La clôture de l'instruction du dossier est intervenue le 7 juin 2022.
Motifs
Sur la recevabilité de l'intervention volontaire de Mme [Y]
Qu'elle soit principale ou accessoire, l' intervention volontaire dans une instance constitue une demande en justice, son auteur devenant par cette seule intervention , partie à cette instance. (En ce sens , Cass civ 2° , 20 avril 2017, pourvoi n° 16-16.891 Bull).
Or, aux termes du procès verbal de conciliation intervenu le 6 janvier 2020, qui est opposable à Mme [Y], celle-ci a entendu mettre fin au conflit et se désister de toute instance ou action à l'égard de Mme [F].
Dès lors, fût-ce pour seulement appuyer les prétentions de Mme [M], l'intervention volontaire de Mme [Y] doit être déclarée irrecevable.
L'ordonnance attaquée sera infirmée de ce chef.
Sur l'incident de faux
Si l'article 789, 6° du code de procédure civile dispose que le juge de la mise en état statue sur une question de fond lorsque la solution de celle-ci constitue un préalable nécessaire à l'appréciation de la fin de non-recevoir, la cour considère qu'en l'espèce, la fin de non-recevoir opposée par Mmes [M] et [Y] ne nécessitait pas que soit tranchée au préalable la question de l'authenticité du contrat de remplacement.
En effet indépendamment de l'existence d'un faux, il convient de relever que le contrat d'exercice en commun comme le contrat argué de faux contiennent l'un et l'autre une clause dénommée 'résolution des différends découlant du présent contrat', rédigée en termes quasi-identiques, imposant aux parties de soumettre leur différend à un arbitre librement choisi, pouvant être le conseil départemental de l'Ordre des infirmiers, aux fins de conciliation ou de trouver une solution amiable, préalablement à toute action contentieuse ou disciplinaire.

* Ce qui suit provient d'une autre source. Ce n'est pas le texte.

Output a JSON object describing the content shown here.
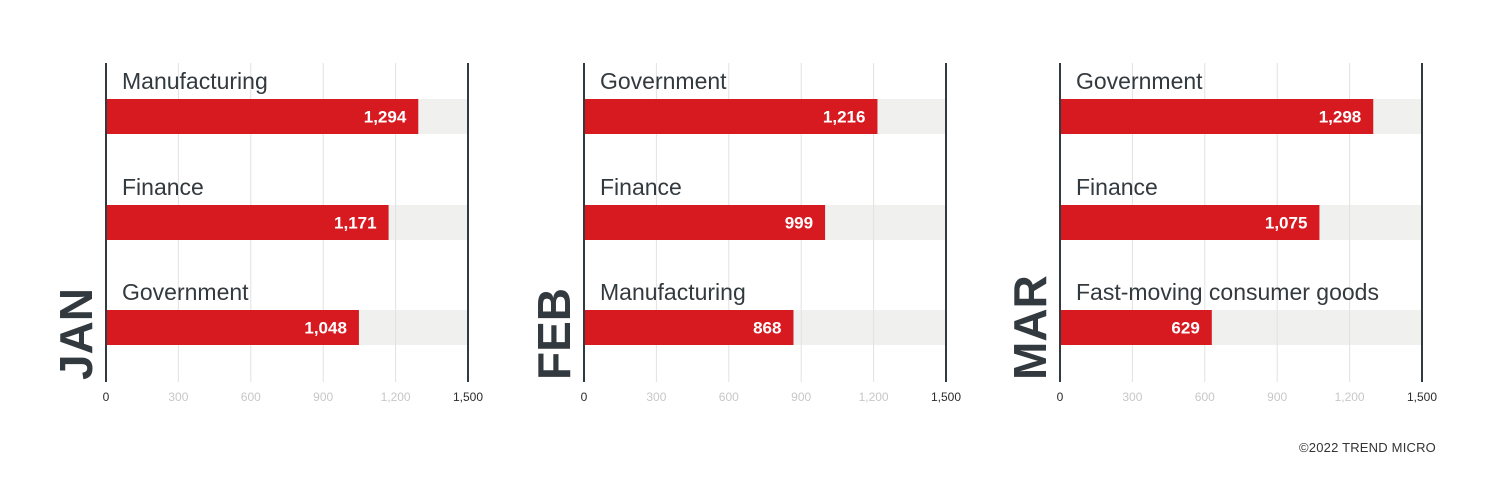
{
  "footer": {
    "copyright": "©2022 TREND MICRO"
  },
  "colors": {
    "bar": "#d71920",
    "track": "#f0f0ef",
    "axis": "#333a3f",
    "grid": "#e2e2e2",
    "tick_label": "#2b2b2b",
    "tick_label_faint": "#c7c7c7",
    "category_label": "#333a3f",
    "value_label": "#ffffff"
  },
  "chart_data": [
    {
      "type": "bar",
      "orientation": "horizontal",
      "month": "JAN",
      "categories": [
        "Manufacturing",
        "Finance",
        "Government"
      ],
      "values": [
        1294,
        1171,
        1048
      ],
      "value_labels": [
        "1,294",
        "1,171",
        "1,048"
      ],
      "xlim": [
        0,
        1500
      ],
      "xticks": [
        0,
        300,
        600,
        900,
        1200,
        1500
      ],
      "xtick_labels": [
        "0",
        "300",
        "600",
        "900",
        "1,200",
        "1,500"
      ],
      "grid": true
    },
    {
      "type": "bar",
      "orientation": "horizontal",
      "month": "FEB",
      "categories": [
        "Government",
        "Finance",
        "Manufacturing"
      ],
      "values": [
        1216,
        999,
        868
      ],
      "value_labels": [
        "1,216",
        "999",
        "868"
      ],
      "xlim": [
        0,
        1500
      ],
      "xticks": [
        0,
        300,
        600,
        900,
        1200,
        1500
      ],
      "xtick_labels": [
        "0",
        "300",
        "600",
        "900",
        "1,200",
        "1,500"
      ],
      "grid": true
    },
    {
      "type": "bar",
      "orientation": "horizontal",
      "month": "MAR",
      "categories": [
        "Government",
        "Finance",
        "Fast-moving consumer goods"
      ],
      "values": [
        1298,
        1075,
        629
      ],
      "value_labels": [
        "1,298",
        "1,075",
        "629"
      ],
      "xlim": [
        0,
        1500
      ],
      "xticks": [
        0,
        300,
        600,
        900,
        1200,
        1500
      ],
      "xtick_labels": [
        "0",
        "300",
        "600",
        "900",
        "1,200",
        "1,500"
      ],
      "grid": true
    }
  ]
}
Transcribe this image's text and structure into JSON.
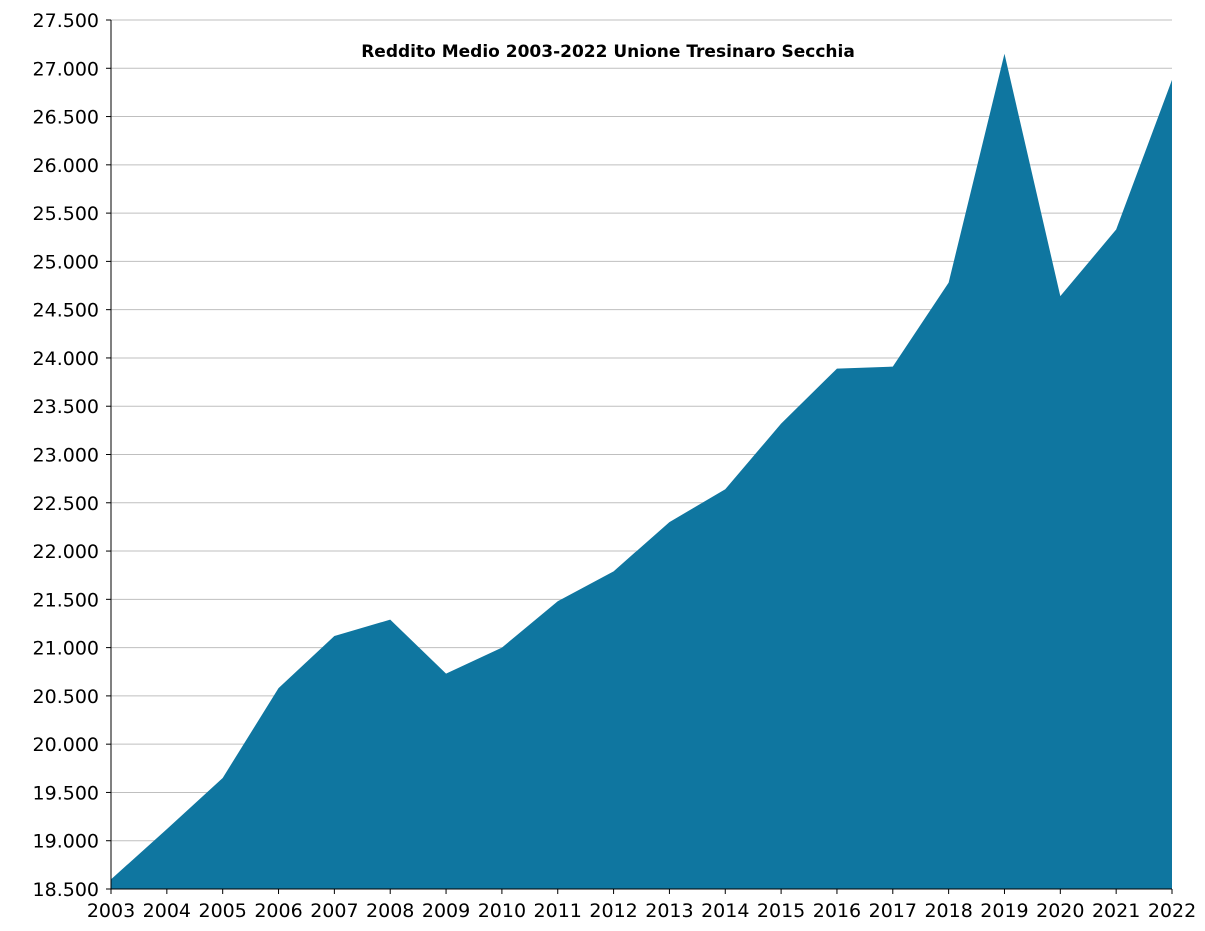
{
  "chart_data": {
    "type": "area",
    "title": "Reddito Medio 2003-2022 Unione Tresinaro Secchia",
    "xlabel": "",
    "ylabel": "",
    "x": [
      "2003",
      "2004",
      "2005",
      "2006",
      "2007",
      "2008",
      "2009",
      "2010",
      "2011",
      "2012",
      "2013",
      "2014",
      "2015",
      "2016",
      "2017",
      "2018",
      "2019",
      "2020",
      "2021",
      "2022"
    ],
    "series": [
      {
        "values": [
          18600,
          19120,
          19650,
          20580,
          21120,
          21290,
          20730,
          21000,
          21480,
          21790,
          22300,
          22640,
          23320,
          23890,
          23910,
          24780,
          27150,
          24640,
          25330,
          26880
        ]
      }
    ],
    "ylim": [
      18500,
      27500
    ],
    "y_ticks": [
      {
        "value": 18500,
        "label": "18.500"
      },
      {
        "value": 19000,
        "label": "19.000"
      },
      {
        "value": 19500,
        "label": "19.500"
      },
      {
        "value": 20000,
        "label": "20.000"
      },
      {
        "value": 20500,
        "label": "20.500"
      },
      {
        "value": 21000,
        "label": "21.000"
      },
      {
        "value": 21500,
        "label": "21.500"
      },
      {
        "value": 22000,
        "label": "22.000"
      },
      {
        "value": 22500,
        "label": "22.500"
      },
      {
        "value": 23000,
        "label": "23.000"
      },
      {
        "value": 23500,
        "label": "23.500"
      },
      {
        "value": 24000,
        "label": "24.000"
      },
      {
        "value": 24500,
        "label": "24.500"
      },
      {
        "value": 25000,
        "label": "25.000"
      },
      {
        "value": 25500,
        "label": "25.500"
      },
      {
        "value": 26000,
        "label": "26.000"
      },
      {
        "value": 26500,
        "label": "26.500"
      },
      {
        "value": 27000,
        "label": "27.000"
      },
      {
        "value": 27500,
        "label": "27.500"
      }
    ],
    "grid": true,
    "legend": "none",
    "colors": {
      "area": "#0F76A0",
      "grid": "#BFBFBF",
      "axis": "#000000"
    }
  }
}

Cette clause de conciliation préalable imposait aux trois infirmières de soumettre leur différend, pris dans un sens générique, à un arbitre sans leur faire obligation d'énumérer, dès la saisine de cet arbitre, l'ensemble de leurs griefs ou leur faire interdiction de formuler ultérieurement des prétentions nouvelles, commandées par l'évolution du litige.

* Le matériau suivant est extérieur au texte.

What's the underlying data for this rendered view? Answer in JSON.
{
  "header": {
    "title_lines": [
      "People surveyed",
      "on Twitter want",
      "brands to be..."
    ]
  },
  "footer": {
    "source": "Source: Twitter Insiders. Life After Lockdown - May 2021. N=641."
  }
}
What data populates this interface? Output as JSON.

Or, il convient de constater que les trois infirmières en cause se sont soumises à ce préalable de concilation, reconnaissant de ce fait que celui-ci était consubstantiel à leur accord de collaboration de sorte que la fin de non-recevoir tirée du non-respect du préalable obligatoire de la conciliation sera écartée.
Le chef de dispositif de l'ordonnance attaquée, qui a écarté cette fin de non-recevoir, sera confirmé par ce motif substitué.

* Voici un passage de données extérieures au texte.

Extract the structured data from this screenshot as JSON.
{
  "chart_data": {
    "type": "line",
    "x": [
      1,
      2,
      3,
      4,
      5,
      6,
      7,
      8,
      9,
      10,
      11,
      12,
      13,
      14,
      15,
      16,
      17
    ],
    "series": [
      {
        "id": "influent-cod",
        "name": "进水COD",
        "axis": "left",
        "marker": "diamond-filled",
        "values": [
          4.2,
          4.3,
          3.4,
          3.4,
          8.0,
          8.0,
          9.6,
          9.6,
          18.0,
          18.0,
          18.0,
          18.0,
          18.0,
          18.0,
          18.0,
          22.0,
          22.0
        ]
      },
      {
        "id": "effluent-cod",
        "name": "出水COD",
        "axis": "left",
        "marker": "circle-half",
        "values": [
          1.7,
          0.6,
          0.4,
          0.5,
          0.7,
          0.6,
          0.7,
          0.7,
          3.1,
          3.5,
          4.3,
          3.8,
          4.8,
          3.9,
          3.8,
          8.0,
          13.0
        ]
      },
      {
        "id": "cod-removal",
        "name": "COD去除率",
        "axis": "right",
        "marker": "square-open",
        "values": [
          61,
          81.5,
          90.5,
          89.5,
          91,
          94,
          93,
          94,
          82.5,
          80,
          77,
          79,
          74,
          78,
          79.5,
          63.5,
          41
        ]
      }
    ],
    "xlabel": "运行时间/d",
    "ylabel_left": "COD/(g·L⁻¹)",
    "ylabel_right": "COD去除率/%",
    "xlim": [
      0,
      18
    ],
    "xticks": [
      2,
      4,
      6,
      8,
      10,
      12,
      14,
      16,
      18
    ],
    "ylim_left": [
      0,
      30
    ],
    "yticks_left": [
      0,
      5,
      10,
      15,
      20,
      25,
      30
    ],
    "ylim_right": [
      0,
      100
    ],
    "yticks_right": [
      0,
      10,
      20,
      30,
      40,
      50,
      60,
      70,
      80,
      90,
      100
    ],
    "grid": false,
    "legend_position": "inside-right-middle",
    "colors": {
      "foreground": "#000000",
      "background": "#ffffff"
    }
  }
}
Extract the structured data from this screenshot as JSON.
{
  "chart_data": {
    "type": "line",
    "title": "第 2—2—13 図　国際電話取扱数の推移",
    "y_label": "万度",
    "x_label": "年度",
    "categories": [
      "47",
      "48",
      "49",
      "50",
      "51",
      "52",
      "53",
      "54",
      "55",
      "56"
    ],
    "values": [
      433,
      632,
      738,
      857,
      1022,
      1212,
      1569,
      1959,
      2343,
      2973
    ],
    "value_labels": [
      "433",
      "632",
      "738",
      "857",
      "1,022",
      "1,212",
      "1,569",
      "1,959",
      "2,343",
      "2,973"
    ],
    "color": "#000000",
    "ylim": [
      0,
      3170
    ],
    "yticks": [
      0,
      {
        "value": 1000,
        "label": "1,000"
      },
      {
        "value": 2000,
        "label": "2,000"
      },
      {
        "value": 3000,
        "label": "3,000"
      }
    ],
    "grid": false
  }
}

En conséquence, il revient au seul tribunal judiciaire de trancher la question de fond relative à l'authenticité du contrat de remplacement opposé par Mme [M] à Mme [F].
PAR CES MOTIFS
Confirme, par motifs substitués, l'ordonnance attaquée en ce qu'elle a rejeté la fin de non-recevoir soulevée par Mmes [M] et [Y] au titre du non-respect de la clause de conciliation préalable obligatoire et qu'elle a condamné Mme [M] au paiement d'une somme de 1000€ au titre de l'article 700 du code de procédure civile ;
L'infirme pour le surplus ;
Déclare irrecevable l'intervention volontaire de Mme [Y] ;
Dit que l'appréciation de l'authenticité du contrat de remplacement entre des infirmiers libéraux et un infirmier titulaire d'une autorisation de remplacement, daté du 20 janvier 2019, ressort à la compétence du tribunal judiciaire de Toulouse et non du juge de la mise en état ;
Condamne conjointement Mmes [M] et [Y] aux dépens de la présente instance ;
Vu l'article 700 du code de procédure civile, rejette les demandes de Mmes [M] et [Y], les condamne conjointement à payer à Mme [F] la somme globale de 1500€.
Le greffier La présidente.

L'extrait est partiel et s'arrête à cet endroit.